LED has slipped so smoothly, so imperceptibly, into our domestic lives that it rarely receives the accolades it deserves. It would have seemed ridiculous to suggest – even a few generations ago – that you could have light without heat. Candle flames to incandescent bulbs; the two were inseparable.
And yet here we are, routinely producing light with almost no heat and saving energy into the bargain. How did this revolution come about? It’s a story of misunderstood discoveries, a self-taught scientist working under fatal conditions while the Siege of Leningrad raged outside, American corporate muscle, and three scientists whose persistence would win them a Nobel Prize.
A feeble yellow light
It’s 1907, and Henry J Round is trying to build a better wireless set. An assistant to Guglielmo Marconi in London, he’s poking fine wires at various crystals in the hope of improving a cat’s whisker receiver – the first kind of semiconductor diode – when he notices a feeble light. It’s yellowish at low voltages, green at higher ones. It’s all pretty faint, so he writes his findings up, publishes them as a footnote, and forgets the whole thing as an unexplained novelty.
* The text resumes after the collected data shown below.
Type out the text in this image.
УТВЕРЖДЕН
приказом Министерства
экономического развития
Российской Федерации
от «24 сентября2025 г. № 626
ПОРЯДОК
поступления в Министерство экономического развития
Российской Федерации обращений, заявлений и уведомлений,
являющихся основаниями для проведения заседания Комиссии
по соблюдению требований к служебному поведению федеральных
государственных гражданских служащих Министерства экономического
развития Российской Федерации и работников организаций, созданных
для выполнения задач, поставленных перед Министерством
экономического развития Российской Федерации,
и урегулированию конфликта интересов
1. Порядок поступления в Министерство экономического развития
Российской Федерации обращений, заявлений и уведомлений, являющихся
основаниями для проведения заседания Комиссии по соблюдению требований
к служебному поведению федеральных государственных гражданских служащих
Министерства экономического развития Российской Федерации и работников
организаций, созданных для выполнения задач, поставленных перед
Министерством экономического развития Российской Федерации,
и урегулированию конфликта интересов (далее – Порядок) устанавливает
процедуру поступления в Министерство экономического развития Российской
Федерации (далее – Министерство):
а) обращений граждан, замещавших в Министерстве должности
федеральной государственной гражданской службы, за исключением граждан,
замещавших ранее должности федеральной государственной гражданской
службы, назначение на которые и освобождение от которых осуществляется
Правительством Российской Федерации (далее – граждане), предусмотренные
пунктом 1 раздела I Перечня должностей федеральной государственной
And so it stays until Oleg Losev comes along.
Born in Russia in 1903, Oleg never had a college education, never worked with collaborators, or had the support of a research team. He never held a role higher than technician, yet, if anyone has the right to be regarded as the true father of LED, it’s Oleg Losev.
In his time, most experts thought this novelty was all some kind of thermoelectric effect – tiny electric arcs perhaps – there could be no light without heat remember. But Oleg Losev didn’t, his measurements told him this was cold light and he thought it might have something to do with the new science of quantum mechanics, the opposite of the photoelectric effect perhaps, the one Einstein discovered 1905.
In 1927 Losev filed a patent, ‘The proposed invention.’ He wrote, “Uses the known phenomenon of luminescence of a carborundum detector… for the purpose of… fast telegraphic and telephone communication, transmission of images, and other applications.’ By 1941, and even while Leningrad was under siege, he was working on an amplifying three-terminal semiconductor, a transistor. His paper on the subject is lost. He was dead within the year. At just 38.
The red and the green
Corporate America, however, had noticed, and in 1961 Robert Baird and Gary Pittman patented an infrared LED for Texas Instruments – outside the visible spectrum, but promising. Then the following year Nick Holonyak Jr., a consulting engineer at General Electric, used gallium arsenide phosphide to produce the first visible, red LED.
Green LED followed red in the late 1970s, but high-intensity Blue LED light – the all-important B in RGB – was elusive, and it would remain so until the early 1990s.
The hunt for Blue
The key, and the genuinely multi-million-dollar challenge, was growing the high-quality gallium nitride crystals blue LEDs needed – a task many thought so difficult as to be out of reach. Three Japanese professors, Isamu Akasaki, Hiroshi Amano, and Shuji Nakamura not only persisted, but succeeded, and it won them the 2014 Nobel Prize in Physics.
Adding blue to red and green changed everything. White light was now possible, so too were full-color LED displays, laser projection – both phosphor and pure – slim backlights on TV’s and smartphones, even practical high-yield hydroponic agriculture.
And if you give a blue LED a fluorescent coat, you create the highly efficient, energy-saving, carbon footprint reducing, white lamps now found in almost every home and in every automobile. Henry J Round didn’t know it when he poked that wire at that crystal, but the chain of events he set in motion have changed our world.